Open a root session:

user $ su -

Then run all the following command at once:

root # shopt -s globstar && TMPSR=$(mktemp -d) && zypper --pkg-cache-dir=${TMPSR} download openSUSE-repos-Slowroll && zypper modifyrepo --all --disable && zypper install ${TMPSR}/**/openSUSE-repos-Slowroll*.rpm && zypper dist-upgrade

We do not recommend using development repos and packages on top, unless those are specifically compiled for Slowroll. Third party repositories which are not tested with Tumbleweed might break your installation.

Packman might work, but might also break occasionally.

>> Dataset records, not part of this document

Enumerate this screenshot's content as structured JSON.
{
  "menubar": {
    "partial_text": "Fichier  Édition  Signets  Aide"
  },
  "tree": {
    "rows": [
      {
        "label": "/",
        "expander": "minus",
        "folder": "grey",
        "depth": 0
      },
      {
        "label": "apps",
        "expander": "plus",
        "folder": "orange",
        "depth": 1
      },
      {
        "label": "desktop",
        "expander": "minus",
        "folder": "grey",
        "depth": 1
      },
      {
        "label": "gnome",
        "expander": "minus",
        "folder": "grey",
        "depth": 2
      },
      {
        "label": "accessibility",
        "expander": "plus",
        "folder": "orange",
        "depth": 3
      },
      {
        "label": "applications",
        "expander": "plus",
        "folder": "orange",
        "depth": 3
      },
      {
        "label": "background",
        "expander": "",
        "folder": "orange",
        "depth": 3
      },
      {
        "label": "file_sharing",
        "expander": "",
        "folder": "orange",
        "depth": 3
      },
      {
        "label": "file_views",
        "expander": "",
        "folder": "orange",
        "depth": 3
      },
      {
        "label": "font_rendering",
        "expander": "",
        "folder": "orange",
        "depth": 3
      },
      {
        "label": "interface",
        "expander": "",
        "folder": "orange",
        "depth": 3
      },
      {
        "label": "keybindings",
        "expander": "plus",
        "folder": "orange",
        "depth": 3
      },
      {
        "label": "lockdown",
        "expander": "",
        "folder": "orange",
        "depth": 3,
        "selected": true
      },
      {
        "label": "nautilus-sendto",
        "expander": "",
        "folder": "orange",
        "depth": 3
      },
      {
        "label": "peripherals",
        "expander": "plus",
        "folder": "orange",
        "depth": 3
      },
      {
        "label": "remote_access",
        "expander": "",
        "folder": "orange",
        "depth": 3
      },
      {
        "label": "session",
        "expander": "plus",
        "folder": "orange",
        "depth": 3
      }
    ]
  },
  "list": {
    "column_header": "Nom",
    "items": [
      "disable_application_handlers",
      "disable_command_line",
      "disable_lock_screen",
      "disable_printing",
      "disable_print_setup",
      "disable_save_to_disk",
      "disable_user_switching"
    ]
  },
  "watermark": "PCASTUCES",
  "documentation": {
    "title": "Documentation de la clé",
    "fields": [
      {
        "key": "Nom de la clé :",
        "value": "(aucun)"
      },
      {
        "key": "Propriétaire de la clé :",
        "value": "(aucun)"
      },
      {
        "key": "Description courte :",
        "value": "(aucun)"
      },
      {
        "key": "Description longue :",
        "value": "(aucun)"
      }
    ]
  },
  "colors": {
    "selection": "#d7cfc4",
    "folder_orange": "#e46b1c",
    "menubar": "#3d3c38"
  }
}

There is a special packman repository for Slowroll:

root # zypper ar --refresh -p 70 http://ftp.gwdg.de/pub/linux/misc/packman/suse/openSUSE_Slowroll/Essentials/ packman

Like Tumbleweed, use zypper dup to upgrade.

All non default repositories will be disabled in the process.

Resources

Development

bmwiedemann did the design and scripting.

Development happens in https://build.opensuse.org/project/show/openSUSE:Slowroll and sub-projects with the use of https://github.com/openSUSE/slowroll-tools.

Untested packages go into https://build.opensuse.org/project/show/openSUSE:Slowroll:Build:1 or :2 first and are tested by openQA (TBD).

Most updates should be submitted to Factory and will auto-migrate into Slowroll after acceptance. Be sure to mention relevant CVE-fixes and boo# references in .changes files to speed up migration. If you know, you need a certain version of a dependency to build or run, add that to the .spec file, as packages could move at different speed compared to Tumbleweed.

Direct submissions should only be needed for backports of urgent fixes that require updated core packages in Factory (which are too risky to update quickly).